Island investigation underway into the spawning habits of landlocked salmon

Kokanee salmon spawning study continues in Comox Lake

Vancouver Island fisheries biologists are in the second year of a study investigating the kokanee salmon population in Comox Lake.

Kokanee form an important part of the Comox Lake ecosystem, providing food for cutthroat trout and dolly varden. Kokanee are zooplankton feeders, and are approximately 20-25 centimetres when mature. They are sometimes called “landlocked sockeye” as they spend their entire lives in fresh water.

In the first year of the study in 2016, biologists Esther Guimond and Caroline Heim identified key spawning habitat areas, based on suitable gravel sizes and habitat characteristics such as inputs from smaller streams and rivers. Specific spawning sites were monitored through the incubation period, and key spawning areas around Comox Lake and smaller upstream lakes were identified. Local knowledge was invaluable in the first year of the study, as many resident cabin owners on Comox Lake have watched and fished the lake for decades.

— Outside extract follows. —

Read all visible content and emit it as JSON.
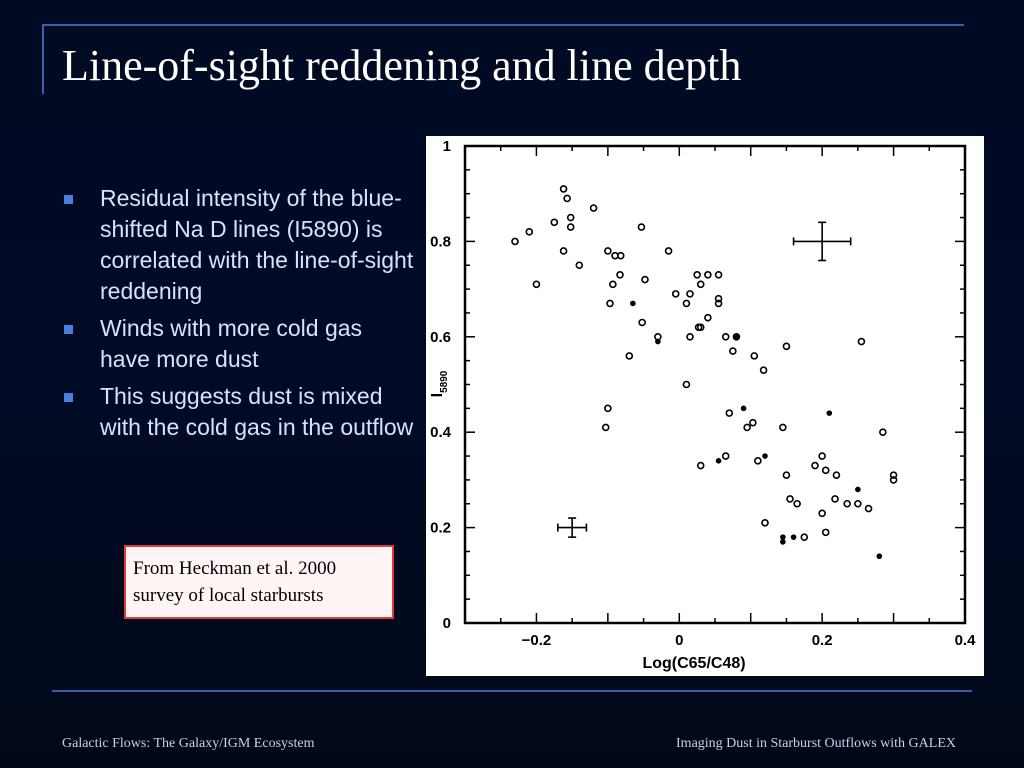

In the fall of 2018, the study ramped up with intensified sampling using a combination of gill net setting, remotely-operated towed video cameras, and scuba divers to verify camera footage. Preliminary results show that kokanee not only spawn in nearshore beach areas, but also at depths up to 17 metres (56 feet). While kokanee and sockeye are known to spawn in deep water in mainland lakes, Guimond and Heim were pleased to find the same may be true in Comox Lake.

“Eggs incubating in shallow locations are more vulnerable to changes in water levels,” said Heim. “Verifying that kokanee are using deeper water gravels to spawn in is exciting information.”

The biologists are currently assessing why a particular region of the lake at the south end is so attractive to the kokanee spawners. An estimated 500 kokanee were observed spawning in one specific beach area. Upwelling of groundwater may be one factor, and inter-gravel temperature monitoring is taking place over the winter months.

Guimond and Heim have partnered with the Courtenay and District Fish and Game Club for the study, and are grateful for the support from the Fish &Wildlife Compensation Program (FWCP). The FWCP is a partnership between BC Hydro, the Province of B.C., Fisheries and Oceans Canada, First Nations and public stakeholders to conserve and enhance fish and wildlife in watersheds impacted by BC Hydro dams.